Somewhat unexpected but the right thing to do, Whelan apologizes for exposing the identity of Publius.
Publius moves on.
The debate, however, doesn't. While most in the blogosphere, including many of Whelan's colleagues, understand why a person might have personal or career-related reasons for blogging under a pseudonym, there are still a few who don't:
My view is that "publius." having elected to debate Ed, has no complaint. For in a debate between a blogger who identifies himself and one who doesn't, the anonymous blogger has an unfair advantage — he is not constrained by the full range of consequences normally associated with being exposed as dishonest, sloppy, or unintelligent.

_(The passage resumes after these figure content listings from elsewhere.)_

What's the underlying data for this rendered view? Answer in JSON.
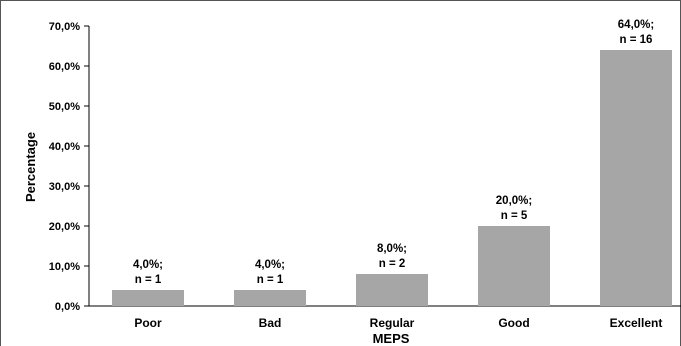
{
  "chart_data": {
    "type": "bar",
    "title": "",
    "xlabel": "MEPS",
    "ylabel": "Percentage",
    "ylim": [
      0,
      70
    ],
    "yticks": [
      "0,0%",
      "10,0%",
      "20,0%",
      "30,0%",
      "40,0%",
      "50,0%",
      "60,0%",
      "70,0%"
    ],
    "categories": [
      "Poor",
      "Bad",
      "Regular",
      "Good",
      "Excellent"
    ],
    "values": [
      4.0,
      4.0,
      8.0,
      20.0,
      64.0
    ],
    "data_labels": [
      [
        "4,0%;",
        "n = 1"
      ],
      [
        "4,0%;",
        "n = 1"
      ],
      [
        "8,0%;",
        "n = 2"
      ],
      [
        "20,0%;",
        "n = 5"
      ],
      [
        "64,0%;",
        "n = 16"
      ]
    ],
    "bar_color": "#a6a6a6",
    "grid": false,
    "legend": "none"
  }
}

This is a bullshit argument. First of all, Publius wasn't "anonymous"; he was pseudonymous — and that's an important difference. As Publius, he has a web presence. This means that his arguments could be exposed as dishonest, sloppy or unintelligent (if they indeed were), since his arguments are for all to see.
But some conservatives can't seem to separate the argument from the person. For them, they rail against pseudonymous bloggers because their existence removes one of their favorite debating tools: the ad hominem attack. The main benefit of pseudonymity is that it forces the reader (or dissenting party) to engage with the IDEA being presented, rather than the personalities involved.

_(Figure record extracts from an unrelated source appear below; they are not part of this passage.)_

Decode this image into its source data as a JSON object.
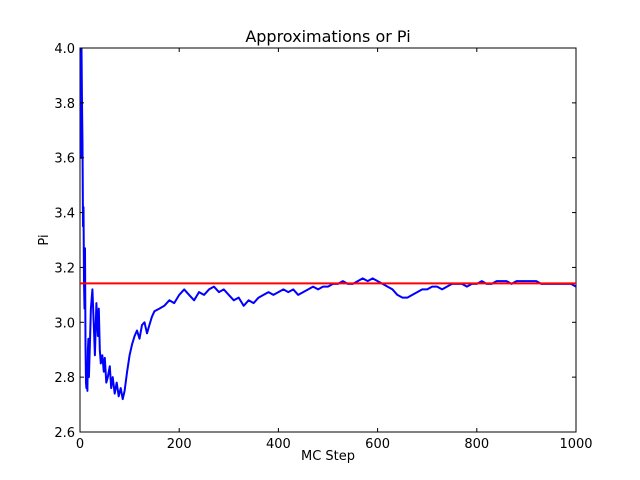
{
  "chart_data": {
    "type": "line",
    "title": "Approximations or Pi",
    "xlabel": "MC Step",
    "ylabel": "Pi",
    "xlim": [
      0,
      1000
    ],
    "ylim": [
      2.6,
      4.0
    ],
    "xticks": [
      0,
      200,
      400,
      600,
      800,
      1000
    ],
    "yticks": [
      2.6,
      2.8,
      3.0,
      3.2,
      3.4,
      3.6,
      3.8,
      4.0
    ],
    "xtick_labels": [
      "0",
      "200",
      "400",
      "600",
      "800",
      "1000"
    ],
    "ytick_labels": [
      "2.6",
      "2.8",
      "3.0",
      "3.2",
      "3.4",
      "3.6",
      "3.8",
      "4.0"
    ],
    "grid": false,
    "series": [
      {
        "color": "#0000ff",
        "x": [
          1,
          2,
          3,
          4,
          5,
          6,
          7,
          8,
          9,
          10,
          11,
          12,
          13,
          14,
          15,
          16,
          17,
          18,
          20,
          22,
          25,
          28,
          30,
          33,
          36,
          38,
          40,
          42,
          45,
          48,
          50,
          53,
          56,
          60,
          63,
          66,
          70,
          74,
          78,
          82,
          86,
          90,
          95,
          100,
          105,
          110,
          115,
          120,
          125,
          130,
          135,
          140,
          145,
          150,
          160,
          170,
          180,
          190,
          200,
          210,
          220,
          230,
          240,
          250,
          260,
          270,
          280,
          290,
          300,
          310,
          320,
          330,
          340,
          350,
          360,
          370,
          380,
          390,
          400,
          410,
          420,
          430,
          440,
          450,
          460,
          470,
          480,
          490,
          500,
          510,
          520,
          530,
          540,
          550,
          560,
          570,
          580,
          590,
          600,
          610,
          620,
          630,
          640,
          650,
          660,
          670,
          680,
          690,
          700,
          710,
          720,
          730,
          740,
          750,
          760,
          770,
          780,
          790,
          800,
          810,
          820,
          830,
          840,
          850,
          860,
          870,
          880,
          890,
          900,
          910,
          920,
          930,
          940,
          950,
          960,
          970,
          980,
          990,
          1000
        ],
        "y": [
          4.0,
          3.6,
          4.0,
          3.8,
          3.65,
          3.35,
          3.42,
          3.15,
          3.05,
          3.27,
          2.92,
          2.78,
          2.76,
          2.85,
          2.75,
          2.9,
          2.94,
          2.8,
          2.92,
          3.05,
          3.12,
          2.98,
          2.88,
          3.07,
          2.95,
          3.05,
          2.9,
          2.85,
          2.88,
          2.82,
          2.87,
          2.78,
          2.8,
          2.84,
          2.76,
          2.8,
          2.74,
          2.78,
          2.73,
          2.76,
          2.72,
          2.75,
          2.82,
          2.88,
          2.92,
          2.95,
          2.97,
          2.94,
          2.99,
          3.0,
          2.96,
          2.99,
          3.02,
          3.04,
          3.05,
          3.06,
          3.08,
          3.07,
          3.1,
          3.12,
          3.1,
          3.08,
          3.11,
          3.1,
          3.12,
          3.13,
          3.11,
          3.12,
          3.1,
          3.08,
          3.09,
          3.06,
          3.08,
          3.07,
          3.09,
          3.1,
          3.11,
          3.1,
          3.11,
          3.12,
          3.11,
          3.12,
          3.1,
          3.11,
          3.12,
          3.13,
          3.12,
          3.13,
          3.13,
          3.14,
          3.14,
          3.15,
          3.14,
          3.14,
          3.15,
          3.16,
          3.15,
          3.16,
          3.15,
          3.14,
          3.13,
          3.12,
          3.1,
          3.09,
          3.09,
          3.1,
          3.11,
          3.12,
          3.12,
          3.13,
          3.13,
          3.12,
          3.13,
          3.14,
          3.14,
          3.14,
          3.13,
          3.14,
          3.14,
          3.15,
          3.14,
          3.14,
          3.15,
          3.15,
          3.15,
          3.14,
          3.15,
          3.15,
          3.15,
          3.15,
          3.15,
          3.14,
          3.14,
          3.14,
          3.14,
          3.14,
          3.14,
          3.14,
          3.13
        ]
      },
      {
        "color": "#ff0000",
        "x": [
          0,
          1000
        ],
        "y": [
          3.14159,
          3.14159
        ]
      }
    ]
  }
}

Ironically, the original pseudonym "Publius" was used by Madison, Jay, and Hamilton when writing The Federalist Papers. They used that name precisely because they wanted to sway people on the strength of their arguments, and not get bogged down in personality cults. But some in the conservative blogosphere simply cannot poke holes in arguments as arguments; when backed against the wall, they need to attack the arguer, and pseudonymity stands in their way. Until he came to his senses and apologized, Ed Whelan was such a man.
John Hindrocket adds:
In my opinion, the idea that a goofball like Blevins [Publius] has some sort of "right" to smear Whelan anonymously, without taking responsibility for his assaults, is ridiculous. Be a man, for God's sake. Or, for that matter, a woman…
Anyone who has followed this dust-up knows that Publius' attacks were comparatively mild, as Internet-speak goes. (Frankly, "goofball" is harsher than anything Publius wrote about Whelan).
And really, isn't "being a man" (or for that matter, a woman) being able to take tiny "epithets" in the course of debating discourse?
Moreover, it doesn't really reflect the facts of this matter. What happened was that Whelan wrote an admittedly sloppy post, was smacked down (gently) by Eugene Volokh, and Publius merely commented on it, echoing another blogger’s comment that Whelan was a judicial "hitman". Somehow this means that Publius, by noting other blogger's comments, engaged in an "assault". [Read the full background here]
There is, to my mind, only one reason where the "outting" of a pseudonymous blogger would be relevant, and that is where he takes a position that is contradictory or hypocritical. For example, if a pseudonymous blogger takes a position against, say, gay marriage, and it turns out that the pseudonymous blogger is himself gay married, then revelation of that aspect of the blogger's identity may have some bearing on the debate. But such outtings are lilkely to be few and far between.
This is an entirely different issue than "anonymous blogging" (or, even worse, blogging under someone else's name or under several different names). But of course, nobody blogs anonymously — they do, however, comment anonymously. Comment threads, however, typically are where Internet etiquette virtually disappears, and that is generally understood. Anyone who can't handle that heat should simply avoid commenting or reading comments. As Publius himself said:
“It’s one thing for an anonymous commenter to come in and just be a flame thrower, but what I do is I write pseudonymously, and I have a reputation of my own. It’s an online reputation. It’s a reputation that I care about, that I’ve invested a lot in, and I don’t want to be embarrassed in the blogosphere. I try to think through my arguments. To say there’s no real world effect, I don’t agree with that, because if I write something stupid, I’m going to get called out for that. In fact, I have written stupid things and I got called out and it affected my reputation. So I do have some reputational incentives to be honest, to be respectful in all these things.”
In any event, I think The Moderate Voice sums it Pseudonym-gate nicely:
His apology shows that “the marketplace” displayed a clear sentiment — and that a consensus did emerge. Whelan took in and considered that consensus and reconsidered.
The result? This unfortunate incident has now established a “norm.” In the future, someone will have to have a pretty good, darn reason to reveal the identity of someone who writes under a pen name and who asks that his or her identity be kept anonymous.